The tombs and wall coverings have undergone a conservative restoration by an all-female team led by the former director of the Medici Chapels Museum, Monica Bietti, including researchers from the National Institute of Cultural Heritage Sciences and the National Agency for New Technologies, Energy and Sustainable Economic Development.

 

 

Knowledge has now been gained about the original colour of the sculptures and walls in the New Sacristy as well as about the techniques that Michelangelo adopted to create the statuary. An innovative bio-cleaning method was used for the first time on the sarcophagi and parts of the funerary monuments of Giuliano, Duke of Nemours, and Lorenzo, Duke of Urbino.

 

 

While the new lighting was installed in 2019, this most recent phase in the project involving the marble and pietra serena wall coverings ended in the second half of 2020. The marble coverings and sculptures were coated in residue and stained with substances aimed at protecting them while plaster casts were created from the 1600s to the 1900s.

 

 

Detail of the Lorenzo, Duke of Urbino funerary monument after bacterial restoration. Photo courtesy of ENEA

 

 

A visible light photographic campaign was carried out during the restoration planning stages, which was followed by ultra-violet and infrared photography in 2019 and 2020 to check the condition of the sculptures, leading to a decision on the best cleaning methods. In particular, the sarcophagus of Lorenzo, Duke of Urbino showed dark stains along the plinth, which were identified as oxalate derived from bodily liquids that had filtered through the outside of the tomb. Lorenzo’s son, Alessandro de’ Medici, was assassinated and buried without being eviscerated, as was the norm at the time for the Medici family.
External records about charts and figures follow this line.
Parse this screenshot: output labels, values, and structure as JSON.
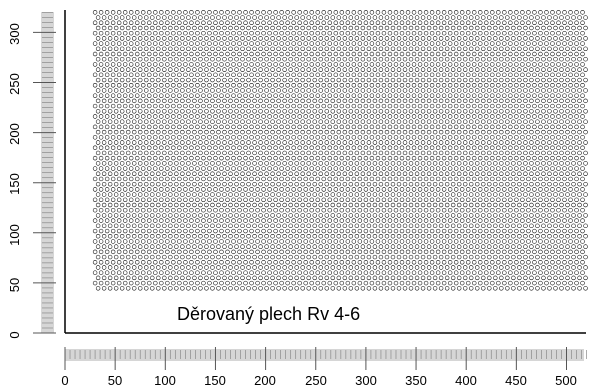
{
  "caption": "Děrovaný plech Rv 4-6",
  "sheet": {
    "pattern": "round holes, staggered 60°",
    "hole_diameter_mm": 4,
    "pitch_mm": 6,
    "x_range_mm": [
      30,
      520
    ],
    "y_range_mm": [
      40,
      320
    ]
  },
  "axes": {
    "x": {
      "range": [
        0,
        520
      ],
      "ticks": [
        "0",
        "50",
        "100",
        "150",
        "200",
        "250",
        "300",
        "350",
        "400",
        "450",
        "500"
      ]
    },
    "y": {
      "range": [
        0,
        320
      ],
      "ticks": [
        "0",
        "50",
        "100",
        "150",
        "200",
        "250",
        "300"
      ]
    },
    "ruler_style": "grey millimetre ruler"
  },
  "colors": {
    "background": "#ffffff",
    "ink": "#000000",
    "ruler": "#d6d6d6",
    "ruler_tick": "#8a8a8a"
  }
}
The stains were removed using bacterial strains (Serratia ficaria SH7, Pseudomonas stutzeri CONC11 and Rhodococcus sp Z-CONT suspended in gel) that do not affect the original marble.

 

 

“The conservative restoration and maintenance project that has involved many professionals and Italy’s top research and scientific innovation institutions over the last five years now enables us to admire Michelangelo’s Florentine masterpieces with a new awareness of the delicate phase of choosing and shaping the marble,” commented Paola D’Agostino, director of the Bargello Museums, which also manages the Medici Chapels complex.

 

 

New Sacristy, Michelangelo, Tomb of Lorenzo, Duke of Urbino, after the restoration. Photo by Antonio Quattrone

 

 

Begun in 1520, the New Sacristy was commissioned to mirror the Old Sacristy designed by Brunelleschi, which can be accessed from the Basilica of San Lorenzo. The space contains the tombs of Lorenzo, Duke of Urbino, and Giuliano, Duke of Nemours, whose final resting places are adorned with the famed Dusk and Dawn (Lorenzo) and Day and Night (Giuliano). The tombs of Lorenzo the Magnificent and his brother Giuliano were left incomplete when Michelangelo was called to Rome in 1534.